Spring Statement: OBR reveals the UK will be paying Brexit divorce bill until 2064
The Office for Budget Responsibility estimates the UK will be paying its Brexit divorce bill until 2064.
Published to coincide with Philip Hammond’s Spring Statement today, the OBR puts the final figure at £37.1bn – squarely in the middle of government estimates of £35bn-£39bn.
The body estimates that for the years 2019 and 2020 the UK will contribute “as if it had remained in the Union” – a total of £16.bn. From 2021-2028, the UK will pay £18.2bn as part of “reste a liquider”, in other words the EU’s unfunded future liabilities.
Between 2019 and 2064, the UK is also down to pay £2.5bn for “other net liabilities”, mostly linked to pensions.
The forecasting body estimates that the UK will be spending less than if it had remained a member from 2020/21, when we will be £3bn better off. The following year we will be paying £3.3bn less than we would have done, rising to £5.8bn in 2022/23.

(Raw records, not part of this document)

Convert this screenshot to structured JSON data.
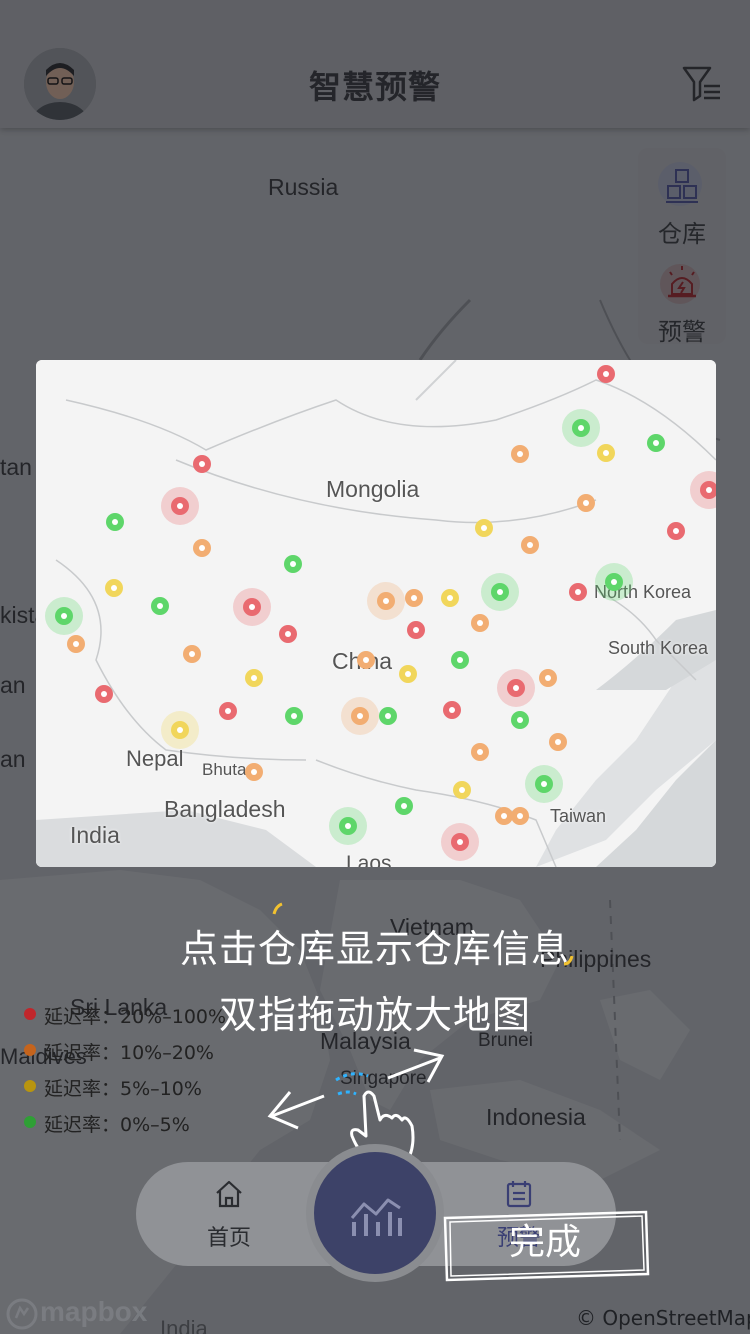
{
  "header": {
    "title": "智慧预警",
    "avatar": "user-avatar",
    "filter_icon": "filter-icon"
  },
  "side_panel": {
    "warehouse_label": "仓库",
    "alert_label": "预警",
    "warehouse_icon": "warehouse-icon",
    "alert_icon": "alarm-light-icon"
  },
  "map": {
    "labels": {
      "russia": "Russia",
      "kazakhstan": "tan",
      "kistan": "kistan",
      "an1": "an",
      "an2": "an",
      "philippines": "Philippines",
      "sri_lanka": "Sri Lanka",
      "maldives": "Maldives",
      "malaysia": "Malaysia",
      "brunei": "Brunei",
      "singapore": "Singapore",
      "indonesia": "Indonesia",
      "vietnam": "Vietnam",
      "india_bottom": "India"
    }
  },
  "preview": {
    "labels": {
      "mongolia": "Mongolia",
      "china": "China",
      "north_korea": "North Korea",
      "south_korea": "South Korea",
      "nepal": "Nepal",
      "bhutan": "Bhutan",
      "bangladesh": "Bangladesh",
      "india": "India",
      "taiwan": "Taiwan",
      "laos": "Laos"
    },
    "colors": {
      "red": "#e96a70",
      "orange": "#f2ad72",
      "yellow": "#f1d65b",
      "green": "#5ed66a"
    }
  },
  "guide": {
    "line1": "点击仓库显示仓库信息",
    "line2": "双指拖动放大地图",
    "hand_icon": "pinch-gesture-icon"
  },
  "legend": {
    "items": [
      {
        "label": "延迟率：20%–100%",
        "color": "#c0262b"
      },
      {
        "label": "延迟率：10%–20%",
        "color": "#c5641d"
      },
      {
        "label": "延迟率：5%–10%",
        "color": "#b8950f"
      },
      {
        "label": "延迟率：0%–5%",
        "color": "#2f9f35"
      }
    ]
  },
  "nav": {
    "home_label": "首页",
    "alert_label": "预警",
    "home_icon": "home-icon",
    "chart_icon": "chart-icon",
    "calendar_icon": "calendar-icon"
  },
  "done_button": "完成",
  "attribution": {
    "mapbox": "mapbox",
    "osm": "© OpenStreetMap"
  }
}
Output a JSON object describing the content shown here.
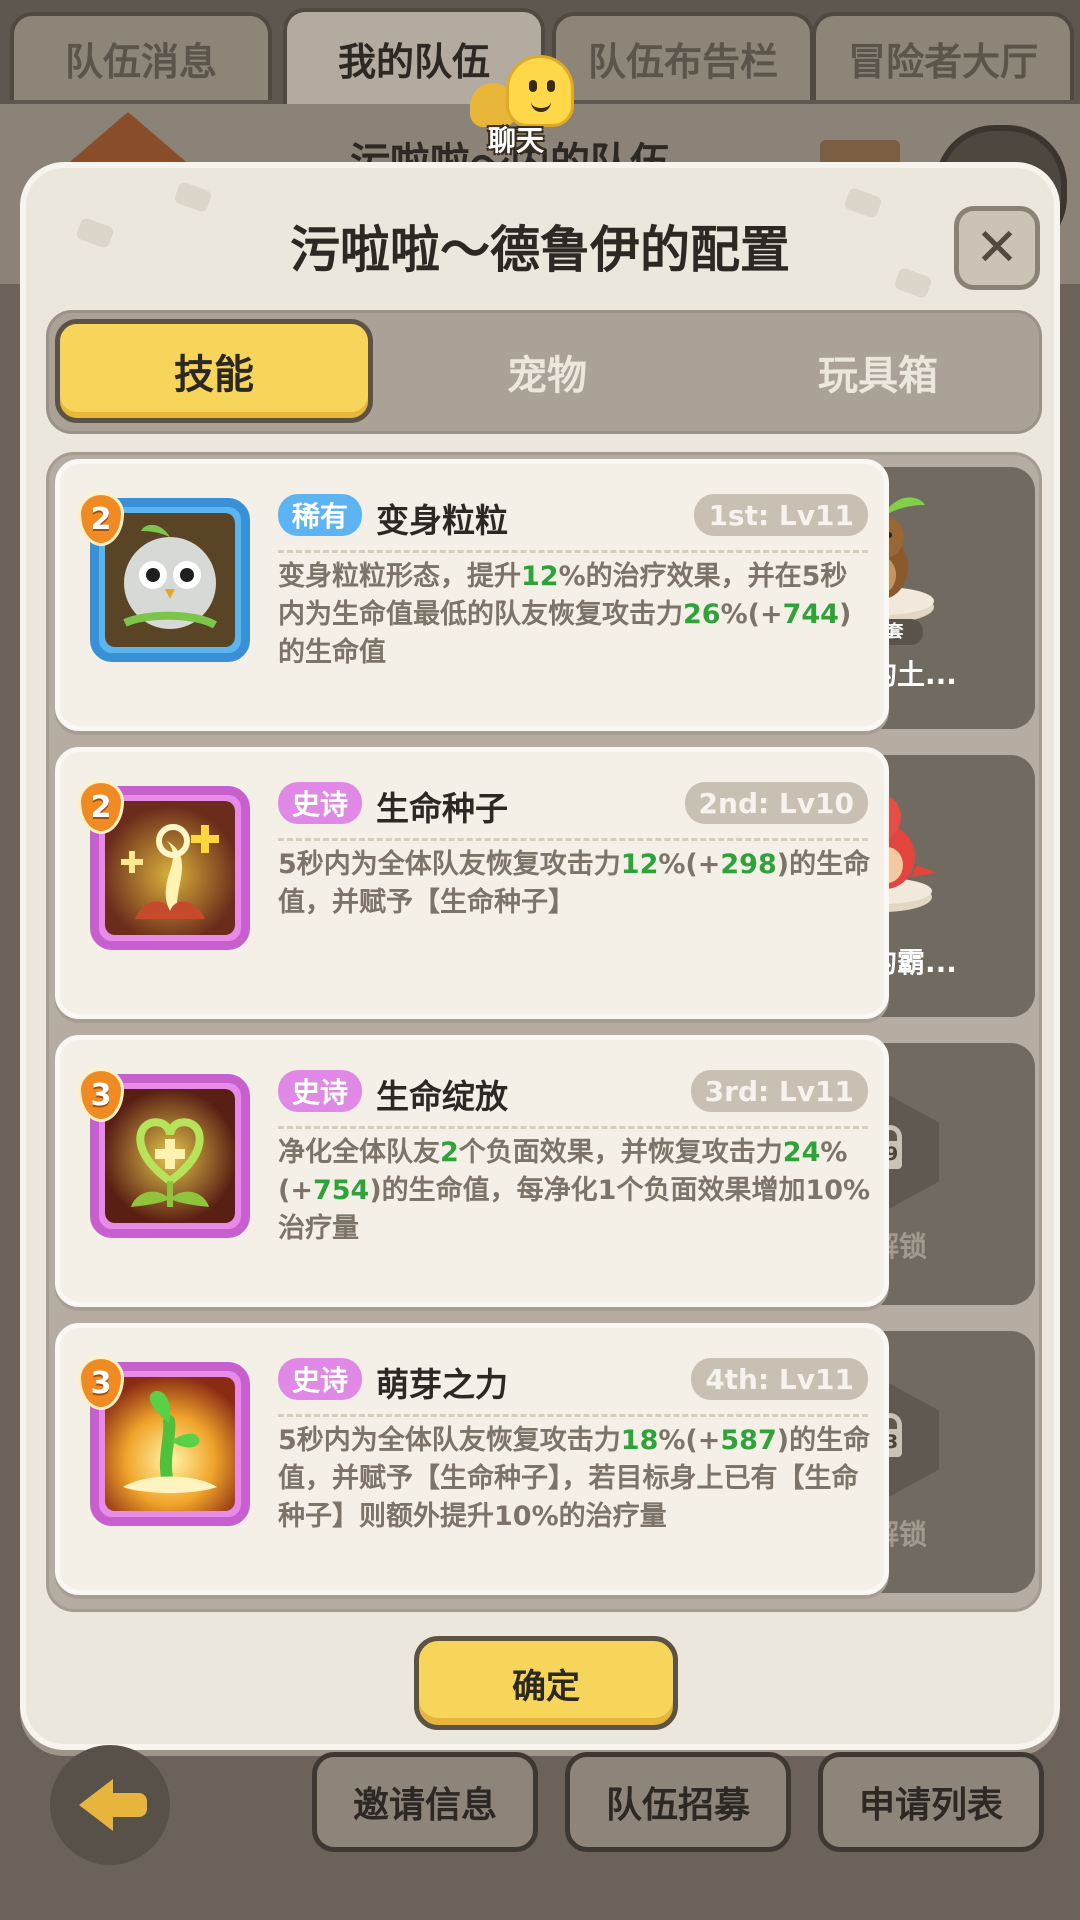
{
  "top_tabs": [
    "队伍消息",
    "我的队伍",
    "队伍布告栏",
    "冒险者大厅"
  ],
  "background_title": "污啦啦～内的队伍",
  "chat_label": "聊天",
  "modal": {
    "title": "污啦啦～德鲁伊的配置",
    "close": "✕",
    "tabs": [
      "技能",
      "宠物",
      "玩具箱"
    ],
    "active_tab": "技能"
  },
  "skills": [
    {
      "level": "2",
      "rarity": "稀有",
      "name": "变身粒粒",
      "slot": "1st: Lv11",
      "desc": [
        {
          "t": "变身粒粒形态，提升"
        },
        {
          "t": "12",
          "hl": true
        },
        {
          "t": "%的治疗效果，并在5秒内为生命值最低的队友恢复攻击力"
        },
        {
          "t": "26",
          "hl": true
        },
        {
          "t": "%(+"
        },
        {
          "t": "744",
          "hl": true
        },
        {
          "t": ")的生命值"
        }
      ]
    },
    {
      "level": "2",
      "rarity": "史诗",
      "name": "生命种子",
      "slot": "2nd: Lv10",
      "desc": [
        {
          "t": "5秒内为全体队友恢复攻击力"
        },
        {
          "t": "12",
          "hl": true
        },
        {
          "t": "%(+"
        },
        {
          "t": "298",
          "hl": true
        },
        {
          "t": ")的生命值，并赋予【生命种子】"
        }
      ]
    },
    {
      "level": "3",
      "rarity": "史诗",
      "name": "生命绽放",
      "slot": "3rd: Lv11",
      "desc": [
        {
          "t": "净化全体队友"
        },
        {
          "t": "2",
          "hl": true
        },
        {
          "t": "个负面效果，并恢复攻击力"
        },
        {
          "t": "24",
          "hl": true
        },
        {
          "t": "%(+"
        },
        {
          "t": "754",
          "hl": true
        },
        {
          "t": ")的生命值，每净化1个负面效果增加10%治疗量"
        }
      ]
    },
    {
      "level": "3",
      "rarity": "史诗",
      "name": "萌芽之力",
      "slot": "4th: Lv11",
      "desc": [
        {
          "t": "5秒内为全体队友恢复攻击力"
        },
        {
          "t": "18",
          "hl": true
        },
        {
          "t": "%(+"
        },
        {
          "t": "587",
          "hl": true
        },
        {
          "t": ")的生命值，并赋予【生命种子】，若目标身上已有【生命种子】则额外提升10%的治疗量"
        }
      ]
    }
  ],
  "side_items": [
    {
      "type": "pet",
      "name": "快乐的土...",
      "tag": "三件套"
    },
    {
      "type": "pet",
      "name": "进击的霸..."
    },
    {
      "type": "locked",
      "level": "59",
      "label": "未解锁"
    },
    {
      "type": "locked",
      "level": "63",
      "label": "未解锁"
    }
  ],
  "confirm": "确定",
  "bottom_buttons": [
    "邀请信息",
    "队伍招募",
    "申请列表"
  ],
  "colors": {
    "accent_yellow": "#f7d55a",
    "rare_blue": "#5eb4f3",
    "epic_purple": "#e08ae6",
    "highlight_green": "#2fa23a",
    "level_orange": "#f08a22"
  }
}
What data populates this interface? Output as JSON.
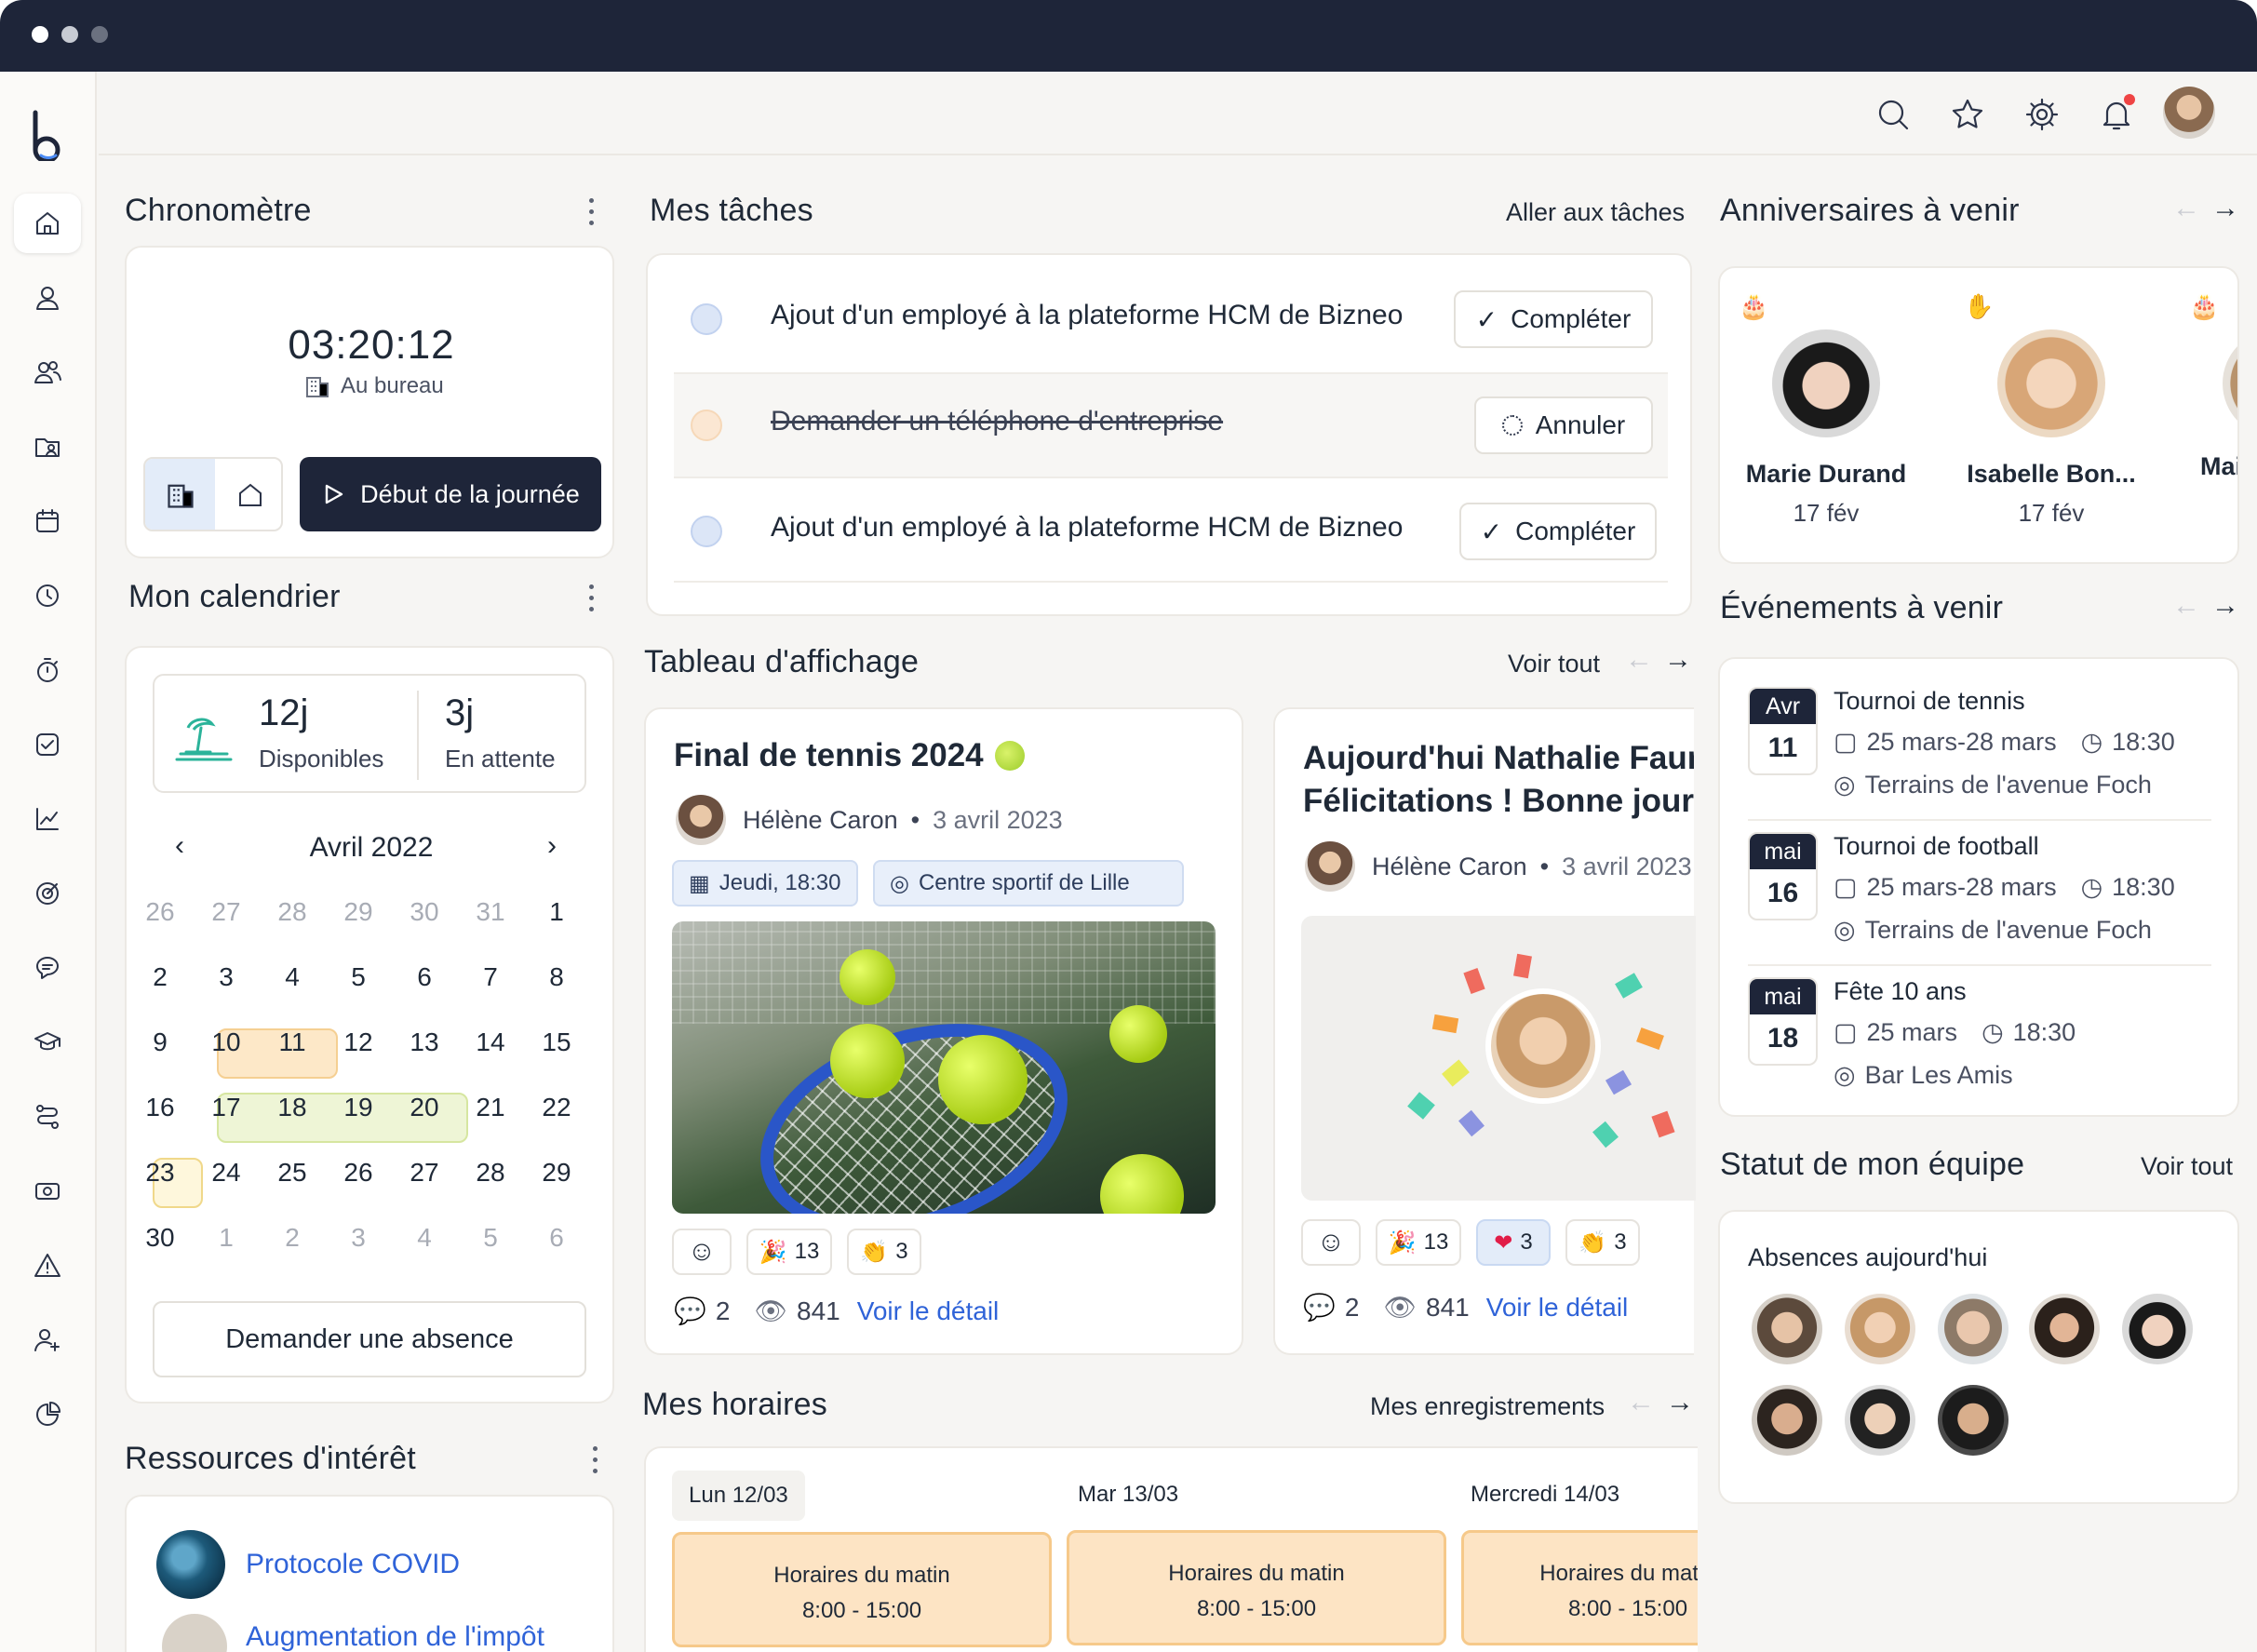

The OBR stressed that a key feature of the joint agreement struck by Theresa May and Jean-Claude Juncker in December was that the UK would “not be required to incur expenditures earlier than would be the case if it had remained a member state, unless agreed by both sides”.
It also noted that these payments did not include “the indirect effects of changes in trade, migration and other policy regimes on the economy and its capacity to generate tax receipts”.
“Such effects are impossible to quantify now, since there is no meaningful basis upon which to predict the precise end-point of the negotiations that are underway,” the OBR said, echoing points made previously by Brexit secretary David Davis.
The Treasury has also revealed its breakdown of the £3bn government departmental spend allocated for the next two years to help prepare for Brexit.
The Home Office takes the largest slice, pocketing £395m as it prepares for a new immigration system. The Department for Environment, Food and Rural Affairs (Defra), headed by Michael Gove, receives the second largest chunk of money – £310m in total. HMRC comes third, with £260m.
The figures do not include the Department for Exiting the EU (Dexeu).
After Brexit, the government has committed billions on items that used to get funding through EU membership. The OBR says that includes £3bn for farm support, £1bn for a UK Shared Prosperity Fund, replacement of official development assistance funds, worth about £1bn, £2bn on science and education and around €40m on regulatory agencies.